Thai Red Shirt Sentenced Over Royal Seating Claim
A key Thai Red Shirt leader was on Tuesday given a suspended jail term for slander over claims he accused the former premier of sitting incorrectly during an audience with Thailand’s revered king.
Jatuporn Prompan was sentenced to six months in prison, suspended for two years, after the Thai Criminal Court found him guilty of slandering former Prime Minister Abhisit Vejjajiva in 2009.
The court heard that the firebrand activist accused the then Thai leader of sitting on a chair of an equal height to one being used by King Bhumibol Adulyadej.
In Thailand where it is customary to remain at a lower level than the monarch, such a move could be perceived as discourteous.
In court Abhisit successfully argued that since the chair had been provided by the royal household, his sitting on it could not be seen as a mark of disrespect.
“The court finds the defendant did not honestly criticize the plaintiff,” the judge said, adding that Jatuporn had been an opposition MP for the now-ruling Puea Thai party at the time, and that his comments had “political motivation.”

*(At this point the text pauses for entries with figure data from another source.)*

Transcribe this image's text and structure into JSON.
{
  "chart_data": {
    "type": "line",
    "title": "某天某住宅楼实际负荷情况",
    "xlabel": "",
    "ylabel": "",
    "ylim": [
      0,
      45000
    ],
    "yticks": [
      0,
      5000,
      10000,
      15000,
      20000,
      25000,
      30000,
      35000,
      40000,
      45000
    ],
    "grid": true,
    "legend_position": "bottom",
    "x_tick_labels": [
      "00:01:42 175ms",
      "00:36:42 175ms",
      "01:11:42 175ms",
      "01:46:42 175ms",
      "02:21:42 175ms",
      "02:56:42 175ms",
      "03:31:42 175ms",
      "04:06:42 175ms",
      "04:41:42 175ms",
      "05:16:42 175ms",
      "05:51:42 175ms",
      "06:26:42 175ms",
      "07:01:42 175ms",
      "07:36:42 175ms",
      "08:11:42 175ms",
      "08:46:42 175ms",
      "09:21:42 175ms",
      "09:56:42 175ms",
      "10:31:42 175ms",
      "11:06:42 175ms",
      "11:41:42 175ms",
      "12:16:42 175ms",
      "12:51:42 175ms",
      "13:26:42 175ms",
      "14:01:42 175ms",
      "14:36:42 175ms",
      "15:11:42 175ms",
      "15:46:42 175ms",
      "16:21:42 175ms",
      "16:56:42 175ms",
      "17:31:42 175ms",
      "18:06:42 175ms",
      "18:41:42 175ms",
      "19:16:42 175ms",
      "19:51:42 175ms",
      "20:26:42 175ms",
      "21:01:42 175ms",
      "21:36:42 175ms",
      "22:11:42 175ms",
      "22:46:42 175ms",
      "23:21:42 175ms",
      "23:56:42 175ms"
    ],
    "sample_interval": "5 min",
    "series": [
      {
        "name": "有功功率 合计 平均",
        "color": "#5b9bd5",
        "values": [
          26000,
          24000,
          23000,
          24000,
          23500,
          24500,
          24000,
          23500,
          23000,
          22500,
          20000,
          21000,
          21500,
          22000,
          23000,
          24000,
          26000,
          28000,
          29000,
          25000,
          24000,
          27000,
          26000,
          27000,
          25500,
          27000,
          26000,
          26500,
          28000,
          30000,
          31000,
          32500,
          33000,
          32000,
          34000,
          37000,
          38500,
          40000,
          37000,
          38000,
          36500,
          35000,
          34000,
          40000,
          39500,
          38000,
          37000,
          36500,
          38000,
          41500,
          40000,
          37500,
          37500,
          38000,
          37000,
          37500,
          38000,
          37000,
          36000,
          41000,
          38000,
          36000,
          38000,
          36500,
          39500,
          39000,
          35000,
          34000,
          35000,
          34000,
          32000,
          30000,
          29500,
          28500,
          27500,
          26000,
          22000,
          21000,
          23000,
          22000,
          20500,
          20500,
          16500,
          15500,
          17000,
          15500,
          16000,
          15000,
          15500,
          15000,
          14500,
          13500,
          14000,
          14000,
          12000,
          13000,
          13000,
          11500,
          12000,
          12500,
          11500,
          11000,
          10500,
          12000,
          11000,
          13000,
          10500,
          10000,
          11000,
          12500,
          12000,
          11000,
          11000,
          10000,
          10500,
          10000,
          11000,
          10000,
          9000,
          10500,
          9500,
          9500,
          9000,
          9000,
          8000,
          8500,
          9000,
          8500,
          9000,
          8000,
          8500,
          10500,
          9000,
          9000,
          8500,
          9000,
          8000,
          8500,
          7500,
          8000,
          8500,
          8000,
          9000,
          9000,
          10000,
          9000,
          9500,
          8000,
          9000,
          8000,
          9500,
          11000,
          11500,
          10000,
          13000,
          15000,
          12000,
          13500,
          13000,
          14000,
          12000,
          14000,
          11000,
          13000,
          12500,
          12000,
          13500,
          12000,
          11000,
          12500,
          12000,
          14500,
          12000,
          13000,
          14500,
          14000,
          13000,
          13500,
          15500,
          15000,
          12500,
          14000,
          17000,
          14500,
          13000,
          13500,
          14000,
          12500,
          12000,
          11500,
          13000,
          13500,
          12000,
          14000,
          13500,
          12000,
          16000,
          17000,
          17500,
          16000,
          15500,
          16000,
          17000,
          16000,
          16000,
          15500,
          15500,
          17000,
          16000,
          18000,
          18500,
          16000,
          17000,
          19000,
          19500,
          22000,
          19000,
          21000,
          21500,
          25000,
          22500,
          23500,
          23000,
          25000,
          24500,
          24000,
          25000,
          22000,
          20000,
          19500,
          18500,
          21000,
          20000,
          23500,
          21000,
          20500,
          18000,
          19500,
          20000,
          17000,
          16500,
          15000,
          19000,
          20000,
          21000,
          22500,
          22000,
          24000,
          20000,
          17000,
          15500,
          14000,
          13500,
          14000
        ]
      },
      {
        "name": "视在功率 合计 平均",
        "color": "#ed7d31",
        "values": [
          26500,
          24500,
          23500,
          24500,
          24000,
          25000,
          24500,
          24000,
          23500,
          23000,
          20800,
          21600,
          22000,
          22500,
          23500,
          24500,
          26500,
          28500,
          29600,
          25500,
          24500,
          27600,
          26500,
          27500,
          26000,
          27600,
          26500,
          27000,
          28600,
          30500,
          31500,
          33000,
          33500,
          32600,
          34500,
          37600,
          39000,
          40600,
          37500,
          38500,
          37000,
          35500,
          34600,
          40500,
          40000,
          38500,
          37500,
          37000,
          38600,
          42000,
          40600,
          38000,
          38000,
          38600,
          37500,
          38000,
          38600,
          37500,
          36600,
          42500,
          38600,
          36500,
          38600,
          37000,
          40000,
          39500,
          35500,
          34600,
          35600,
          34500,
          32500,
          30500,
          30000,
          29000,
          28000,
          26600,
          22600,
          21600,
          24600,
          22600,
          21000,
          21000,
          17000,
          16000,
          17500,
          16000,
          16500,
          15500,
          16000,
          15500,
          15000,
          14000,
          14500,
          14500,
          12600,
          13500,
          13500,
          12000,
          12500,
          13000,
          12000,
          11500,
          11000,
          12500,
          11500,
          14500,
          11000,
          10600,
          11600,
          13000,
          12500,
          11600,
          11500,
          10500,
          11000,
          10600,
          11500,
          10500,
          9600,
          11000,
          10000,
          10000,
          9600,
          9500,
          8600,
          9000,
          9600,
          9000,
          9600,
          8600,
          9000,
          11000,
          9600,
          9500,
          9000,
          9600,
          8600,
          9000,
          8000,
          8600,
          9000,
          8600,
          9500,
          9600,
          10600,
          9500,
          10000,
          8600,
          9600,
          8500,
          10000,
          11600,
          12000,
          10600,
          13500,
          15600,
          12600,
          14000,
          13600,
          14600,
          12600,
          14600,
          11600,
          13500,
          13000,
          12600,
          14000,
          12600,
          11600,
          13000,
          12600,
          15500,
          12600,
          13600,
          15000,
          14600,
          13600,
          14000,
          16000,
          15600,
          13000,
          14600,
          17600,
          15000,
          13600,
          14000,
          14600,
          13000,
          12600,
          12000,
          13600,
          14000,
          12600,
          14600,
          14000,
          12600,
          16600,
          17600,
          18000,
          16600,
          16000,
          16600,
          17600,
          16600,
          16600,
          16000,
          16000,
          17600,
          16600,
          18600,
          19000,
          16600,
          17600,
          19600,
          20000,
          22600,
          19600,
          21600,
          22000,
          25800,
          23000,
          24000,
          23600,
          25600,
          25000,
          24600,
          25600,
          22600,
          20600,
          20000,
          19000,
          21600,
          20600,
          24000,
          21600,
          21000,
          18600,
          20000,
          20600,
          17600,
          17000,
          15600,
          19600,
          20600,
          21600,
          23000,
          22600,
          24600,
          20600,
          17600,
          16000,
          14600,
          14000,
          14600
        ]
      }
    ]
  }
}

Jatuporn, who is facing a slew of court cases including terrorism over massive 2010 Red Shirt protests that ended in bloodshed, saw his jail term suspended because he has not been convicted for any other crime.
He was stripped of his parliamentary seat in May after the Constitutional Court said that his election was invalid because he was held over a separate lese-majeste case at the time. He has yet to stand trial.
The monarchy is a highly sensitive topic in politically turbulent Thailand, where the 84-year-old king is revered as a demi-god by many Thais.